In my experience, real estate is often a second or third career. The barrier to entry is very low, the potential pay is very high (also potential for very low pay, but the high ceiling attracts those who feel they're playing catch up), and in the job is all about getting strangers to trust you, which is easier if you're older. For all these reasons people seem to like coming to it relatively late in life.


For real estate, don't expect automation change anything for the next couple of decades. Yes, all the goodies like online forms, video tours, etc. are already there and RE agents are using them all the time. But it's not the bulk of the work, it's helping people to find what they need at the price they need, and that's much harder to automate. There's a lot of local and domain specific knowledge there that is very hard to capture.

As for manual trades like electrical or plumbing - there's nothing even close to "technological disruption" happening there, in fact, if anything, it's going backwards - with time, the gadgets we have become more complex, the regulations pile on, the infrastructure ages, and it becomes harder and harder to do those jobs. And there's absolutely no signs any automation is even on the horizon there.

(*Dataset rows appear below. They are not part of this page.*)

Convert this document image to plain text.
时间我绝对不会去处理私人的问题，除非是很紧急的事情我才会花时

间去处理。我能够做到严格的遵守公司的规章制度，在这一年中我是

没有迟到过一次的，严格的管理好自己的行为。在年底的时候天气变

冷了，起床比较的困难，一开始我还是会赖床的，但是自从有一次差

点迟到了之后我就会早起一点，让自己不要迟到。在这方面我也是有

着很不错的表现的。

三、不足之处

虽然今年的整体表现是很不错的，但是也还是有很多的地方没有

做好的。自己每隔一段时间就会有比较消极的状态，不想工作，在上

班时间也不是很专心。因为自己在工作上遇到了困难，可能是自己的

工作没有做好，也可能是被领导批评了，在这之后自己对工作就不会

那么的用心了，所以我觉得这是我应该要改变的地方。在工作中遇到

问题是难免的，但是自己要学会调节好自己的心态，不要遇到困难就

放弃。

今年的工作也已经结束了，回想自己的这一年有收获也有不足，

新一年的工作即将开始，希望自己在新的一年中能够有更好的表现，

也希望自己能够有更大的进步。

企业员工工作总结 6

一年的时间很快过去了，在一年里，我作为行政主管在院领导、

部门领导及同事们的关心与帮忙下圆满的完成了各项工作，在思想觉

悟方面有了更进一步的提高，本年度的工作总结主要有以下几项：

And Technology. Used to be you needed to know how to solder pipe to work on plumbing. Now with the PEX systems, you push on connections and you are done. Gave serious thought to redoing my father's house in PEX. Then I learned that mice love the plastic. For a house in the woods, that made me stay with copper.


> for both - immigration

Yes, let some county train those guys and we’ll just get them for free.


Free? You still have your own citizens that will need a job.